The United States and China are even more sceptical. China shares Moscow’s reluctance to see its stature diminished, but this is all the more true since it now sees itself, quite justifiably, as having no peer in the world other than the United States, whose economy it is on course to overtake within the next two decades. As for the United States, it is still
the sole superpower, and its isolation in recent years on various issues, notably relating to the Middle East, makes the American administration profoundly wary of giving new powers to countries that may stand in its way. It was striking that Washington’s support of a seat for Germany faded away in the wake of Germany’s vocal opposition to the 2003 Iraq war, and it took years to formally endorse India’s bid, because it was conscious that New Delhi votes more often against Washington in UN forums than with it. (It finally did so in November 2010 during a visit to New Delhi by President Obama that was aimed at sealing a strategic partnership whose credibility would have been undermined by continued reticence on a Security Council seat for New Delhi. But there has been no indication whatsoever of the United States proceeding to ‘action’ its commitment by instructing its ambassadors, for instance, to lobby for a permanent seat for India or even for a swift resolution of the impasse over Council expansion.) In addition, the United States likes a Council it can dominate; Washington is conscious that a larger body would be more unwieldy, and a bigger collection of permanent members more difficult to manage, than the present Council. ‘If it ain’t broke, don’t fix it,’ American diplomats like to say.

But for much of the rest of the world, the Security Council is indeed ‘broke’, and the more decisions it is called upon to take that affect many countries—authorizing wars, declaring sanctions, launching peacekeeping interventions—the greater is the risk that its decisions will be seen as made by an unrepresentative body and therefore rejected as illegitimate.

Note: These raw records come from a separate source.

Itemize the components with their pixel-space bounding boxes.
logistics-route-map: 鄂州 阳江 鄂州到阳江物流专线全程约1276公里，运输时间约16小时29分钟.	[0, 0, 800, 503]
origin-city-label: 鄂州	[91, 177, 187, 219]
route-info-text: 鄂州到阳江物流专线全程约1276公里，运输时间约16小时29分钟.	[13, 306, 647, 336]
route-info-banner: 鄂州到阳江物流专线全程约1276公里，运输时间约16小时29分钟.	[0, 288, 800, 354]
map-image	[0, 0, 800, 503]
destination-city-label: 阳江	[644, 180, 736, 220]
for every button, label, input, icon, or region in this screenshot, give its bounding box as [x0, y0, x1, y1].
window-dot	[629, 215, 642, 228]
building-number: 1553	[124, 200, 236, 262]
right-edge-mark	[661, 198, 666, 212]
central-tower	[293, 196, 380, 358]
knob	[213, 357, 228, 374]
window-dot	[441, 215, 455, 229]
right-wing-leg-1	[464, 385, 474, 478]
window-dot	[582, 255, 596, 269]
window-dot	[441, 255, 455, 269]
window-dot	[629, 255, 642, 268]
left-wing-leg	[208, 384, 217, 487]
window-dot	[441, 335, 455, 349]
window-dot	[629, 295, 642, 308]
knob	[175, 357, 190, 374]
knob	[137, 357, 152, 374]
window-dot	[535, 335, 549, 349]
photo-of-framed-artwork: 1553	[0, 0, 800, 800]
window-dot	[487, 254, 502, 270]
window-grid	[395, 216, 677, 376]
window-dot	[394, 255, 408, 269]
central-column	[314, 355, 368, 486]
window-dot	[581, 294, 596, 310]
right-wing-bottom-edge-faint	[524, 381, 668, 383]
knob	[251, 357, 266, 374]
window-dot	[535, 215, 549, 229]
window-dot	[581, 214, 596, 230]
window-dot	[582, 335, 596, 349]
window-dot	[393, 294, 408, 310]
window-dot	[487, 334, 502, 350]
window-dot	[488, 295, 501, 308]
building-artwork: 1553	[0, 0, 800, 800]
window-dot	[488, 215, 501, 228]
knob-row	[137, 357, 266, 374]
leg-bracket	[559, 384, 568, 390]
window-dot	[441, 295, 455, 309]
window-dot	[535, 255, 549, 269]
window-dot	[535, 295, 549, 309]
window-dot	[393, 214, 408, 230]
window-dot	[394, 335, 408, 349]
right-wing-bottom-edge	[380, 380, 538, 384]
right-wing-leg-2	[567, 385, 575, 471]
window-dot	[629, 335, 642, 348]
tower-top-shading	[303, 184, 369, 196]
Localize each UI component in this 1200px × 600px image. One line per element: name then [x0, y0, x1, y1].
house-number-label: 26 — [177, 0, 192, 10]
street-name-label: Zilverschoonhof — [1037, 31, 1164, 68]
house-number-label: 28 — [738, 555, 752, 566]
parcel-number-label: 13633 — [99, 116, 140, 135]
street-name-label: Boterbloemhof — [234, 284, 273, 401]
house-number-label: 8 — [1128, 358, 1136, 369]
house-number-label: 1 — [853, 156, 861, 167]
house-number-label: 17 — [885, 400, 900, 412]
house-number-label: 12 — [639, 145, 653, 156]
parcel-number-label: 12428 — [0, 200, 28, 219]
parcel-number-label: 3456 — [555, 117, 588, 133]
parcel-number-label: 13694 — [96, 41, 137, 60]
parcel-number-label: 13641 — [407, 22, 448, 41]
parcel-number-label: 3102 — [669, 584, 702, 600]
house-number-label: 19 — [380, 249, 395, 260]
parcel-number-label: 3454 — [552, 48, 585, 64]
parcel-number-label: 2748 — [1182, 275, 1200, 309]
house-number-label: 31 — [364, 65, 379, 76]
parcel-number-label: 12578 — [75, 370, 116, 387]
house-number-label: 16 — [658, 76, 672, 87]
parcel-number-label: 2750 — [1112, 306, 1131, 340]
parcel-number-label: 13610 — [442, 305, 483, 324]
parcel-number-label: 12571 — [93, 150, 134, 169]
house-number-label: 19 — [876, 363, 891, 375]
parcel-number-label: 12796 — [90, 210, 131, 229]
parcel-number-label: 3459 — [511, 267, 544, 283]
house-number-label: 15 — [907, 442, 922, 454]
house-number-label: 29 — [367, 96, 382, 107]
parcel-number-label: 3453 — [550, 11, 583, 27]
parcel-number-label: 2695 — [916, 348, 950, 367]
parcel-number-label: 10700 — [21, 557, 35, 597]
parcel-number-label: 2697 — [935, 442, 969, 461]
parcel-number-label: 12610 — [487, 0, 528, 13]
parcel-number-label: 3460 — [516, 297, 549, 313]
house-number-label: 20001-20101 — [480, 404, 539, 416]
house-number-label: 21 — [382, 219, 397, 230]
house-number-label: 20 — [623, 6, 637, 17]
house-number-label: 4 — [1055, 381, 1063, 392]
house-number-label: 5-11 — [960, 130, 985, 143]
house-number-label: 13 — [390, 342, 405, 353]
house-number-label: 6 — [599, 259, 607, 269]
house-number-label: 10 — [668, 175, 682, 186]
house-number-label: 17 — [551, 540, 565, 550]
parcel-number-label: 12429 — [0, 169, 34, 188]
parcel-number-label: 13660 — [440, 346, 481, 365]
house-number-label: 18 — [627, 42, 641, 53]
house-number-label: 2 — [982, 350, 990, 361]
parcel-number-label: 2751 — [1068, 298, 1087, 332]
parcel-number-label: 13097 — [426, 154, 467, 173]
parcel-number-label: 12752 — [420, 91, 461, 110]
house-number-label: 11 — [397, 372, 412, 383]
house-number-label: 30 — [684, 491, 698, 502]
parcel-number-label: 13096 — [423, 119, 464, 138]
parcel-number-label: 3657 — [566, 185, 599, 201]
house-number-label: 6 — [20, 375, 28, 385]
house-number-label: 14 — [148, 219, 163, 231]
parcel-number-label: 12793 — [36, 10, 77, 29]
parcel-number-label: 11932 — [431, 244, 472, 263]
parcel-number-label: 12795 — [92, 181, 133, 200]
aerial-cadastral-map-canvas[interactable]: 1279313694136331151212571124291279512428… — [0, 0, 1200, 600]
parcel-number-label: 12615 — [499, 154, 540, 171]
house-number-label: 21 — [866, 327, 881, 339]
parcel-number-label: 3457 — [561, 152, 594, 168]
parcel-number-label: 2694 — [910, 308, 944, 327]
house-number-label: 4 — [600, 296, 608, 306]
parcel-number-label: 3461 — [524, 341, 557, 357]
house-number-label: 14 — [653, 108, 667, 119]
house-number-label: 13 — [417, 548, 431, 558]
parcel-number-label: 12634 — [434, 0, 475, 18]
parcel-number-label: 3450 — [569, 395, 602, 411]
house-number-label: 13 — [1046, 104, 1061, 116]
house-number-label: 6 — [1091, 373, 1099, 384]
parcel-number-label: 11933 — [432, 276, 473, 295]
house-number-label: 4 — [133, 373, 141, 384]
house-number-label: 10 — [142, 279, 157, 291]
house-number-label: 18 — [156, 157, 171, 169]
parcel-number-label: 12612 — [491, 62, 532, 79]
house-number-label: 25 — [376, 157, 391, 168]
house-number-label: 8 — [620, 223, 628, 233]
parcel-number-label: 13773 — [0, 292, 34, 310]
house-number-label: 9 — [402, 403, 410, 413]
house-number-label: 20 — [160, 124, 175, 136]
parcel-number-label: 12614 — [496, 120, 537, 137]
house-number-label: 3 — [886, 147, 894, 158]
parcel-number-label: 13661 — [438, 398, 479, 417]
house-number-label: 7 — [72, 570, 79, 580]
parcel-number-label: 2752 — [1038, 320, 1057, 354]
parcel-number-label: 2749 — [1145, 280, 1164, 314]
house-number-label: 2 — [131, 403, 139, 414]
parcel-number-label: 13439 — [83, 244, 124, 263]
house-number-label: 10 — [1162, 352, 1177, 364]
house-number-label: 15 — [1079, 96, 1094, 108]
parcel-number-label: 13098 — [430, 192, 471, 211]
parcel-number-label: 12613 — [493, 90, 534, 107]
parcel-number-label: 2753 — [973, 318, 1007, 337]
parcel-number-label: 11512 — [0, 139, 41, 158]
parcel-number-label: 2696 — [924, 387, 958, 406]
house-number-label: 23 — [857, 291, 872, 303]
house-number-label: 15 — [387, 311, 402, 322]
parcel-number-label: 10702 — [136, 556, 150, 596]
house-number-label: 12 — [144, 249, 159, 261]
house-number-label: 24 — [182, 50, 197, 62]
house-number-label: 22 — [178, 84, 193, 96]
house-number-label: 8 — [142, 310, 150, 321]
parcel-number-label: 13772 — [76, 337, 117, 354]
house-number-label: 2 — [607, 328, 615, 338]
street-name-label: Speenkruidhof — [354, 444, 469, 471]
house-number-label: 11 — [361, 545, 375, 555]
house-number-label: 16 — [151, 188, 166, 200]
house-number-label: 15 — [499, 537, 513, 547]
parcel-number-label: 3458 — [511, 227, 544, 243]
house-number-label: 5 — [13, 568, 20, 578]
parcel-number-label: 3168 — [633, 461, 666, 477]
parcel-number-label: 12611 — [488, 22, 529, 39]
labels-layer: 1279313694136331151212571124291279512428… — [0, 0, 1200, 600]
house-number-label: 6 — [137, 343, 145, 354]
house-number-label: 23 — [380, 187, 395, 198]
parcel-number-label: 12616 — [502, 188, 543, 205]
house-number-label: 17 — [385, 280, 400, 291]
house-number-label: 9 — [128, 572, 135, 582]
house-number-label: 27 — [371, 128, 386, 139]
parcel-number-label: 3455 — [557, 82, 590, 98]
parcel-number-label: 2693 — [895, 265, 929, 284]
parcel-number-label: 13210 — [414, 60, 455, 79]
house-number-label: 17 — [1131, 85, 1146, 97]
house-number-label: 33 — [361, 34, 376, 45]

The United Nations is the one universal body we all have, the one organization to which every country in the world belongs; if it is discredited, the world as a whole will lose an institution that is truly irreplaceable.

But that could happen. And my worry, as an old UN hand, is that if Security Council reform drags on indefinitely and inconclusively key countries could begin to look for an alternative. Five years ago, as a candidate for Secretary-General, I asked in a speech: ‘What if the G8, which is not bound by any Charter and writes its own rules, decided one day to expand its membership to embrace, say, China, India, Brazil and South Africa?’ That is precisely what has happened since, with the establishment of the G20, albeit as the premier global macroeconomic
forum, rather than the peace and security institution that the Security Council is. Nonetheless, China aside, the other countries could well say, ‘Well, we’re now on the high table at last—why not focus our energies on this body and ignore the one which refuses to seat us?’ The result could be a UN dramatically diminished by the decision of some of its most important members to ignore or neglect it, while the G20 could well arrogate political responsibilities to itself, unrestricted by any constraint other than its own self-restraint. If that were to occur, the loss will be that of the rest of the world, which at least today has a universal organization to hold it together under the rules of international law—which is vastly preferable to a ‘
directoire
’ of self-appointed oligarchs that a politically empowered G20 could become. So those small and medium-sized countries that are throwing up petty obstacles to reform are being rather short-sighted, not only because they fail to address the fundamental problem that I described as the ‘diagnosis’, but because their opposition, if it succeeds, could potentially undermine the very institution that many of these countries, now in the forefront of opposition to reform, have long seen as a bulwark for their own security and safety in an unequal world.